Nina Bohlmann: To get away from this ‘sloppy recycling,’ the technology in the MRFS — or Materials Recovery Facilities — would have to be improved. While some critics advocate for the return to dual stream recycling, the ILSR isn’t so quick to give up on Single Stream systems.

Neil Seldman: We believe that Single Stream recycling can work. We point to Boulder, Colorado, and twin cities, Minneapolis and St. Paul, where you have single stream systems that are about two to three hundred tons each — and they are working quite well. It’s the 900 and 1000 ton per day single stream processing plants that are focused on pushing through material, as opposed to getting high quality material. The key to Boulder and the Twin Cities’ success is that those processing companies are owned by grassroots recycling companies — companies that are dedicated to good recycling for both economic and environmental reasons. Whereas the large MRFS, the 900 to 1000 ton per day MRFS, are owned by waste management companies — who make 60 to 70 percent profit when they put garbage in their landfills, and make at most seven percent when they get involved with recycling. As a result of that, Wall Street always warns these companies that if they want their stock prices to stay high, they have to limit recycling, because recycling is cutting into their markets. We feel that recycling has to be separated from garbage companies because garbage companies don’t care. And recycling can be a major component of a sustainable city, region, and country. But it has to be taken seriously, and we feel that the large waste management companies have self-interest and not public interest at heart.

Nina Bohlmann: So here too, those waste management companies have no interest in better recycling technology. So, recycling in Germany is not all what it’s cracked up to be, at least not in Berlin — and at least not under my understanding of what recycling should be. And that recycling is a problem in Baltimore and in the United States as a whole is not really contested. So, what now? The issues surrounding recycling are, in part, a lot more systematic than I had imagined, which makes me feel a bit powerless. But in talking to so many different people, one message kept coming back: we have to live the three R’s in the correct order. Rebecca, who we heard from earlier, made a really good point about this as well.
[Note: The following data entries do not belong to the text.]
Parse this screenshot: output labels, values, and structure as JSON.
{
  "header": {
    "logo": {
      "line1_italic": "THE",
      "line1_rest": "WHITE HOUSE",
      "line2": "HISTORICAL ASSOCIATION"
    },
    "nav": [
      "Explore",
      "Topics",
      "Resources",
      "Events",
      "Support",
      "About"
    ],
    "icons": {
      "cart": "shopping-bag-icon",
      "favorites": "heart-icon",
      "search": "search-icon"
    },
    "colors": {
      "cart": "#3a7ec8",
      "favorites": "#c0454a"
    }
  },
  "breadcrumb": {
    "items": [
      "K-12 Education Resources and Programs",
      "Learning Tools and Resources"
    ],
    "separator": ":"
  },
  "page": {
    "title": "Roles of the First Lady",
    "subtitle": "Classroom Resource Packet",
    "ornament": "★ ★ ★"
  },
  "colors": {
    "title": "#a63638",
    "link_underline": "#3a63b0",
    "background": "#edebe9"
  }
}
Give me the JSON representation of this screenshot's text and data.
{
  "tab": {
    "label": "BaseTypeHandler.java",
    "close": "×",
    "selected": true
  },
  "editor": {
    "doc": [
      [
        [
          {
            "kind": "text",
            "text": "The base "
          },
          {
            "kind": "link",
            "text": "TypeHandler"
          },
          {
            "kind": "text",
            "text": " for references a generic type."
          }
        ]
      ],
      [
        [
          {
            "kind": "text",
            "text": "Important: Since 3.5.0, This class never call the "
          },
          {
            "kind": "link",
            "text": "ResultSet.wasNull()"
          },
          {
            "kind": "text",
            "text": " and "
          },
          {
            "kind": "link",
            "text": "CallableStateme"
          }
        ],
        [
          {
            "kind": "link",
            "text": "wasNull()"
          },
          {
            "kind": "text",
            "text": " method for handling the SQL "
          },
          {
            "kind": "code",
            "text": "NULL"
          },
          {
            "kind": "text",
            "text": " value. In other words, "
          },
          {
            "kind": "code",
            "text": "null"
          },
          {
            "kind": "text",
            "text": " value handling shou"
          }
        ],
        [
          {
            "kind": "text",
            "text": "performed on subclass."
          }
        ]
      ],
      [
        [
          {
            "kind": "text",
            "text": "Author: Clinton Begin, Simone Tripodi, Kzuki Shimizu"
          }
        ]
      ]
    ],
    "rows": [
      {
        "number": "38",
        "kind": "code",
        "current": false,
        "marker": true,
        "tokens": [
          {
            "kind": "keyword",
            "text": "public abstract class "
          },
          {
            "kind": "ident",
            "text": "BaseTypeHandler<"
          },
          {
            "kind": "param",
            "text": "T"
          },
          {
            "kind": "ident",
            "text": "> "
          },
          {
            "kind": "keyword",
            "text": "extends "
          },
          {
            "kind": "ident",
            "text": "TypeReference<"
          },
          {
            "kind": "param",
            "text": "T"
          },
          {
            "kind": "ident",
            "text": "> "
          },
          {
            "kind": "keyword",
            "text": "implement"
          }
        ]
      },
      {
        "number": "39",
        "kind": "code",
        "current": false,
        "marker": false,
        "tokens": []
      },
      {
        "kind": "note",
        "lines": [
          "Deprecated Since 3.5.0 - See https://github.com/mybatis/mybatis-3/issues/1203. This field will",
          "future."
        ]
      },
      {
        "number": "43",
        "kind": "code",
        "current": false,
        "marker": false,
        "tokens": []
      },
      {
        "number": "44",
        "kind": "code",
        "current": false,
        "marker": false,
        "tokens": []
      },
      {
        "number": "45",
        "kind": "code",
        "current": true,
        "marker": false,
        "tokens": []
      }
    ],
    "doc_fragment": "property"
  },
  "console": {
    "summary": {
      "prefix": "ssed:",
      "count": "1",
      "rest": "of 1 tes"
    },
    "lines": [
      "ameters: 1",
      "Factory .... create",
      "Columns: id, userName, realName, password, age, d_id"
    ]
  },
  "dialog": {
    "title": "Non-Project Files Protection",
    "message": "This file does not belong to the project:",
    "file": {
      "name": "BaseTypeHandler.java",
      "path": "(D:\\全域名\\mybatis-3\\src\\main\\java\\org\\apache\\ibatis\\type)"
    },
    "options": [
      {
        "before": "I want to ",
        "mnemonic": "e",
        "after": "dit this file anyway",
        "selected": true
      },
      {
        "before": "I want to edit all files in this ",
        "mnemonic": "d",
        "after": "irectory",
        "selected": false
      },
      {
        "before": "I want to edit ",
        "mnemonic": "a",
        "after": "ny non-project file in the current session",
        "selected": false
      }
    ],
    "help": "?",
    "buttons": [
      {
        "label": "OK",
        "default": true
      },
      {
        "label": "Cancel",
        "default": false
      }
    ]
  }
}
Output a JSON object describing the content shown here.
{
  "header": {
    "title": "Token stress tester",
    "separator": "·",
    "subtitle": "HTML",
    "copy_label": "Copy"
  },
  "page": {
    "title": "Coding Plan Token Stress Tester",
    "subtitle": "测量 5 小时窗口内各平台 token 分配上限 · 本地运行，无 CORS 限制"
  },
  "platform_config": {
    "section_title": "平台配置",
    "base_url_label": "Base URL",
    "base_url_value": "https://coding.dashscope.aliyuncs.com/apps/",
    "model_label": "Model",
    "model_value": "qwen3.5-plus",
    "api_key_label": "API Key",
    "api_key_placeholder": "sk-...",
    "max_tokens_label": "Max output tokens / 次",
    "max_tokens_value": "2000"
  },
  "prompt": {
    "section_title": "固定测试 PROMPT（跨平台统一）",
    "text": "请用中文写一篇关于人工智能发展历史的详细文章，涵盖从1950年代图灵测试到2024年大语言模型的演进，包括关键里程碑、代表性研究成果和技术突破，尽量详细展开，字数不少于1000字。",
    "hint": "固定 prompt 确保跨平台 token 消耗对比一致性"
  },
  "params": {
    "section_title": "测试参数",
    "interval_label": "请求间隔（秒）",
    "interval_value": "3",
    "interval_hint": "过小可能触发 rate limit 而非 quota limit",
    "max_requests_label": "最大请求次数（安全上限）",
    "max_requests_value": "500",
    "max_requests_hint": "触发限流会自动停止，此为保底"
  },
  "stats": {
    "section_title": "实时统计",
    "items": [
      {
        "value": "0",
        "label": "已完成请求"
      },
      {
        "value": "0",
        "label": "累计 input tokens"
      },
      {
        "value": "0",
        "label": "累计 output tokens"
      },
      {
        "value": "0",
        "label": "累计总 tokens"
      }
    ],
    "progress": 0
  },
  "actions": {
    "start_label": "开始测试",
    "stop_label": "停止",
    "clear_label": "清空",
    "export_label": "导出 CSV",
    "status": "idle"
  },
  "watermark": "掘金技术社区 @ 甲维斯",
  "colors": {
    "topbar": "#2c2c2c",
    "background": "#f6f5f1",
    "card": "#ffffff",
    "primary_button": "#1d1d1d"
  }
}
Rebecca Sparks: I think, a lot of times, recycling can lead to complacency. So, because people feel like, “Oh, I’m recycling it,” they feel fine using five paper cups in a day or buying things that just come in these disposable containers that we are just so used to. I think that a lot more can be done higher up. So, like on an individual level, yeah, recycling is great, everyone should do it, we should keep doing it. But I don’t think the responsibility for something like waste should always fall on the individual consumer. I think that that is an attitude that has been perpetuated, especially recently with like the ‘no straws’ kind of movement, which is great — that people are using less straws. But it kind of shifts the focus away from those who are creating these products and sending them out into the world, and shames the individual consumer for using what’s around them. And I think we need to put a lot more focus on the higher up level and stop producing as much plastic in the first place. Because, I mean, you have reduce, reuse, recycle. Recycle is the third one on that list. We should start with reduce.

Nina Bohlmann: So, whether our policies and regulations change, or public awareness increases so much that we as consumers are able to shift the market — one thing is for sure: We as world citizens have to be the catalysts of change. We can use our voices both in the voting booth and — even more importantly — in what and how much we consume. From Berlin, this in Nina Bohlmann for THE BIG POND.